The world this week--Business
The failure of Silicon Valley Bank, a mid-sized American lender, sent shock waves through the financial system.
SVB specialised in offering banking services to tech startups.
It got into trouble as interest rates rose, the value of its bond holdings plunged and nervy depositors took out their money.
An attempt to raise capital to plug a shortfall in its finances failed, leading to a run on its deposits and the collapse of its share price.
On March 13th HSBC purchased SVB’s British assets for 1 pound, but America’s regulators have struggled to find a buyer for the rest of the bank.
Two days after SVB imploded regulators took control of Signature Bank, which is based in New York.
The speed and the size of the failures rattled markets, wiping billions off banking stocks.
In a co-ordinated action, the Treasury, the Federal Reserve and the Federal Deposit Insurance Corporation stepped in to protect depositors at both banks and set up a facility that allows banks to tap emergency funds.
The failure of SVB complicates the Fed’s path for further monetary tightening.
It will now have to weigh up stability in the banking system as well as inflationary pressures.
The data for February showed annual inflation dropping to 6%, but the core annual rate, which strips out energy and food prices and which economists fret about now, was almost unchanged at 5.5%, and actually rose over January’s figure.
The labour market is also running hot.

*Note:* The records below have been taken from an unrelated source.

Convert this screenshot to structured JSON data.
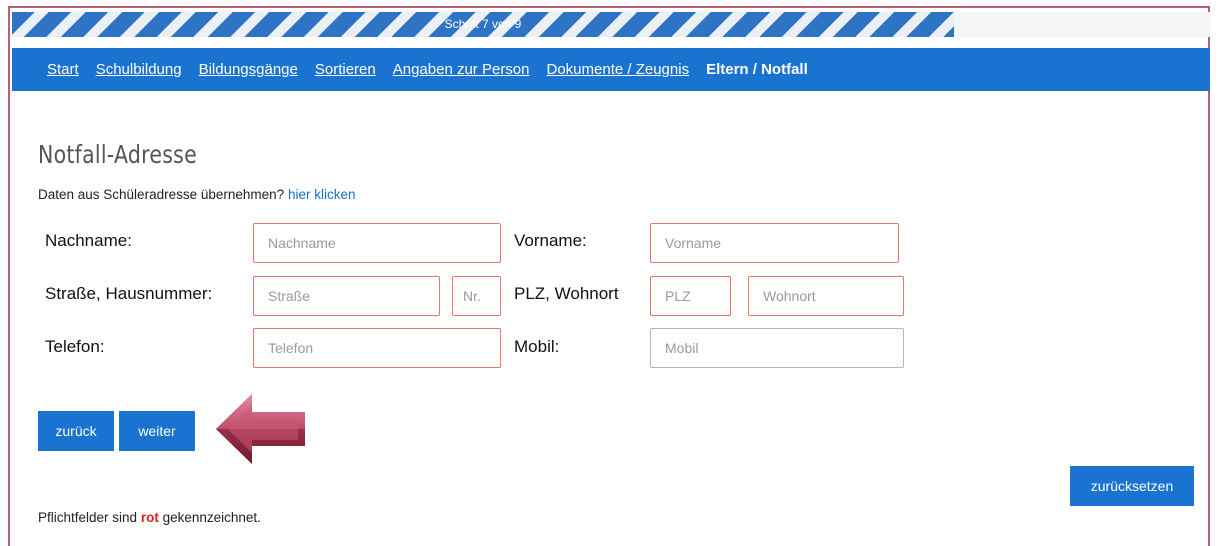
{
  "progress": {
    "label": "Schritt 7 von 9",
    "current": 7,
    "total": 9
  },
  "nav": {
    "items": [
      {
        "label": "Start"
      },
      {
        "label": "Schulbildung"
      },
      {
        "label": "Bildungsgänge"
      },
      {
        "label": "Sortieren"
      },
      {
        "label": "Angaben zur Person"
      },
      {
        "label": "Dokumente / Zeugnis"
      },
      {
        "label": "Eltern / Notfall",
        "active": true
      }
    ]
  },
  "page": {
    "title": "Notfall-Adresse",
    "copy_prompt": "Daten aus Schüleradresse übernehmen?",
    "copy_link": "hier klicken"
  },
  "form": {
    "lastname": {
      "label": "Nachname:",
      "placeholder": "Nachname",
      "value": ""
    },
    "firstname": {
      "label": "Vorname:",
      "placeholder": "Vorname",
      "value": ""
    },
    "street_label": "Straße, Hausnummer:",
    "street": {
      "placeholder": "Straße",
      "value": ""
    },
    "housenumber": {
      "placeholder": "Nr.",
      "value": ""
    },
    "city_label": "PLZ, Wohnort",
    "zip": {
      "placeholder": "PLZ",
      "value": ""
    },
    "city": {
      "placeholder": "Wohnort",
      "value": ""
    },
    "phone": {
      "label": "Telefon:",
      "placeholder": "Telefon",
      "value": ""
    },
    "mobile": {
      "label": "Mobil:",
      "placeholder": "Mobil",
      "value": ""
    }
  },
  "buttons": {
    "back": "zurück",
    "next": "weiter",
    "reset": "zurücksetzen"
  },
  "footnote": {
    "prefix": "Pflichtfelder sind",
    "highlight": "rot",
    "suffix": "gekennzeichnet."
  },
  "icons": {
    "pointer": "arrow-left-icon"
  },
  "colors": {
    "accent": "#1a73d1",
    "required_border": "#e8736f",
    "optional_border": "#b7b7b7",
    "arrow": "#b4455e",
    "frame": "#b8607a",
    "required_text": "#d9261c"
  }
}
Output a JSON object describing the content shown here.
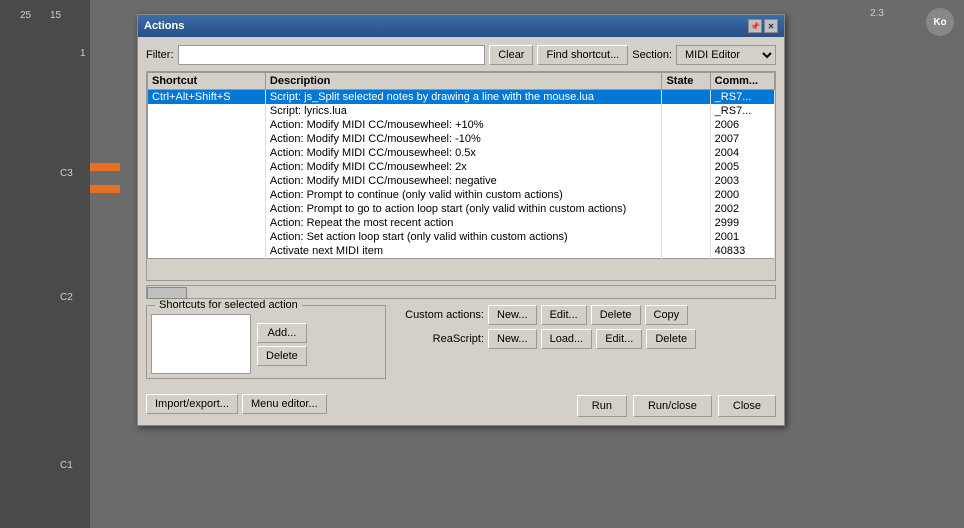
{
  "daw": {
    "markers": {
      "top_left_1": "25",
      "top_left_2": "15",
      "side_num": "1",
      "c3": "C3",
      "c2": "C2",
      "c1": "C1",
      "top_right": "2.3",
      "ko": "Ko"
    }
  },
  "modal": {
    "title": "Actions",
    "filter_label": "Filter:",
    "filter_value": "",
    "clear_label": "Clear",
    "find_shortcut_label": "Find shortcut...",
    "section_label": "Section:",
    "section_value": "MIDI Editor",
    "columns": {
      "shortcut": "Shortcut",
      "description": "Description",
      "state": "State",
      "command": "Comm..."
    },
    "rows": [
      {
        "shortcut": "Ctrl+Alt+Shift+S",
        "description": "Script: js_Split selected notes by drawing a line with the mouse.lua",
        "state": "",
        "command": "_RS7..."
      },
      {
        "shortcut": "",
        "description": "Script: lyrics.lua",
        "state": "",
        "command": "_RS7..."
      },
      {
        "shortcut": "",
        "description": "Action: Modify MIDI CC/mousewheel: +10%",
        "state": "",
        "command": "2006"
      },
      {
        "shortcut": "",
        "description": "Action: Modify MIDI CC/mousewheel: -10%",
        "state": "",
        "command": "2007"
      },
      {
        "shortcut": "",
        "description": "Action: Modify MIDI CC/mousewheel: 0.5x",
        "state": "",
        "command": "2004"
      },
      {
        "shortcut": "",
        "description": "Action: Modify MIDI CC/mousewheel: 2x",
        "state": "",
        "command": "2005"
      },
      {
        "shortcut": "",
        "description": "Action: Modify MIDI CC/mousewheel: negative",
        "state": "",
        "command": "2003"
      },
      {
        "shortcut": "",
        "description": "Action: Prompt to continue (only valid within custom actions)",
        "state": "",
        "command": "2000"
      },
      {
        "shortcut": "",
        "description": "Action: Prompt to go to action loop start (only valid within custom actions)",
        "state": "",
        "command": "2002"
      },
      {
        "shortcut": "",
        "description": "Action: Repeat the most recent action",
        "state": "",
        "command": "2999"
      },
      {
        "shortcut": "",
        "description": "Action: Set action loop start (only valid within custom actions)",
        "state": "",
        "command": "2001"
      },
      {
        "shortcut": "",
        "description": "Activate next MIDI item",
        "state": "",
        "command": "40833"
      }
    ],
    "shortcuts_section_label": "Shortcuts for selected action",
    "add_label": "Add...",
    "delete_label": "Delete",
    "custom_actions_label": "Custom actions:",
    "reascript_label": "ReaScript:",
    "new_label_1": "New...",
    "edit_label_1": "Edit...",
    "delete_label_1": "Delete",
    "copy_label": "Copy",
    "new_label_2": "New...",
    "load_label": "Load...",
    "edit_label_2": "Edit...",
    "delete_label_2": "Delete",
    "import_export_label": "Import/export...",
    "menu_editor_label": "Menu editor...",
    "run_label": "Run",
    "run_close_label": "Run/close",
    "close_label": "Close"
  }
}
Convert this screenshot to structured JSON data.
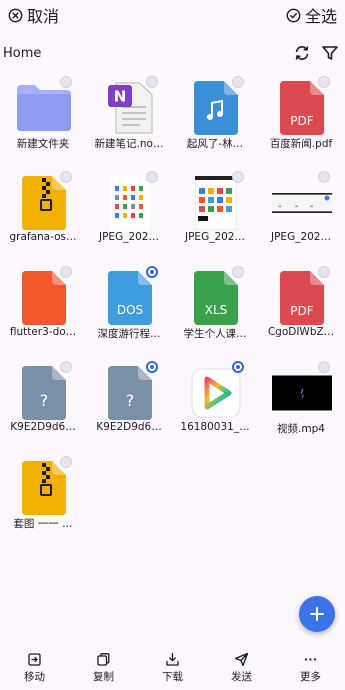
{
  "topbar": {
    "cancel_label": "取消",
    "select_all_label": "全选"
  },
  "path": {
    "label": "Home"
  },
  "files": [
    {
      "name": "新建文件夹",
      "type": "folder",
      "selected": false,
      "icon": "folder-icon"
    },
    {
      "name": "新建笔记.no…",
      "type": "onenote",
      "selected": false,
      "icon": "onenote-file-icon",
      "ext": "N"
    },
    {
      "name": "起风了-林…",
      "type": "audio",
      "selected": false,
      "icon": "music-file-icon"
    },
    {
      "name": "百度新闻.pdf",
      "type": "pdf",
      "selected": false,
      "icon": "pdf-file-icon",
      "ext": "PDF"
    },
    {
      "name": "grafana-os…",
      "type": "zip",
      "selected": false,
      "icon": "zip-file-icon"
    },
    {
      "name": "JPEG_202…",
      "type": "image",
      "selected": false,
      "icon": "image-thumbnail",
      "variant": "a"
    },
    {
      "name": "JPEG_202…",
      "type": "image",
      "selected": false,
      "icon": "image-thumbnail",
      "variant": "b"
    },
    {
      "name": "JPEG_202…",
      "type": "image",
      "selected": false,
      "icon": "image-thumbnail",
      "variant": "c"
    },
    {
      "name": "flutter3-do…",
      "type": "code",
      "selected": false,
      "icon": "code-file-icon",
      "ext": "</>"
    },
    {
      "name": "深度游行程…",
      "type": "doc",
      "selected": true,
      "icon": "doc-file-icon",
      "ext": "DOS"
    },
    {
      "name": "学生个人课…",
      "type": "xls",
      "selected": false,
      "icon": "xls-file-icon",
      "ext": "XLS"
    },
    {
      "name": "CgoDIWbZ…",
      "type": "pdf",
      "selected": false,
      "icon": "pdf-file-icon",
      "ext": "PDF"
    },
    {
      "name": "K9E2D9d6…",
      "type": "unknown",
      "selected": false,
      "icon": "unknown-file-icon",
      "ext": "?"
    },
    {
      "name": "K9E2D9d6…",
      "type": "unknown",
      "selected": true,
      "icon": "unknown-file-icon",
      "ext": "?"
    },
    {
      "name": "16180031_…",
      "type": "app",
      "selected": true,
      "icon": "video-player-app-icon"
    },
    {
      "name": "视频.mp4",
      "type": "video",
      "selected": false,
      "icon": "video-thumbnail"
    },
    {
      "name": "套图 一一 …",
      "type": "zip",
      "selected": false,
      "icon": "zip-file-icon"
    }
  ],
  "bottom_nav": [
    {
      "label": "移动",
      "icon": "move-icon"
    },
    {
      "label": "复制",
      "icon": "copy-icon"
    },
    {
      "label": "下载",
      "icon": "download-icon"
    },
    {
      "label": "发送",
      "icon": "send-icon"
    },
    {
      "label": "更多",
      "icon": "more-icon"
    }
  ],
  "colors": {
    "accent": "#3367d6",
    "fab": "#3b73e8",
    "folder": "#8f9cf2",
    "audio": "#3a8fd6",
    "pdf": "#dc4a4f",
    "zip": "#f2b100",
    "code": "#f2592a",
    "doc": "#3d9ddd",
    "xls": "#3aa14a",
    "unknown": "#7b8fa6"
  }
}
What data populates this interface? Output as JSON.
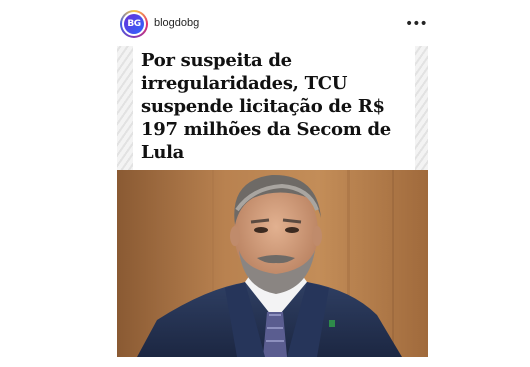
{
  "post": {
    "account": {
      "username": "blogdobg",
      "avatar_text": "BG"
    },
    "more_icon": "more-horizontal-icon",
    "more_glyph": "•••",
    "headline": "Por suspeita de irregularidades, TCU suspende licitação de R$ 197 milhões da Secom de Lula"
  }
}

Employers created 311,000 jobs in February, well above expectations.
In the febrile atmosphere, Credit Suisse saw its share price plunge by a quarter when its largest investor, Saudi National Bank, said it would not increase its stake in the business.
The troubled Swiss bank had to turn to Switzerland’s central bank for support in the market meltdown, and will borrow up to SFr50bn ($54bn) to bolster its liquidity and buy back some of its debt.
Not many countries face inflationary pressures quite like Argentina.
The official annual inflation rate soared to 102.5% in February, the highest it has been since 1991 and despite price controls on more than 1,700 goods.
Saudi Aramco reported an annual net profit of $161bn.
Like others in the oil industry, the company benefited from a buoyant market as demand recovered after the pandemic and prices spiked after Russia invaded Ukraine.
It thinks that oil demand will grow again this year, as China reopens and the airline industry recovers.
Meta is shedding another 10,000 jobs, which come on top of the 11,000 lay-offs it announced last year.
The parent company of Facebook, Instagram and WhatsApp hired too many people during the pandemic and its boss, Mark Zuckerberg, has called 2023 a “year of efficiency”.
Markets approve. Meta’s share price has rebounded from its nadir in November.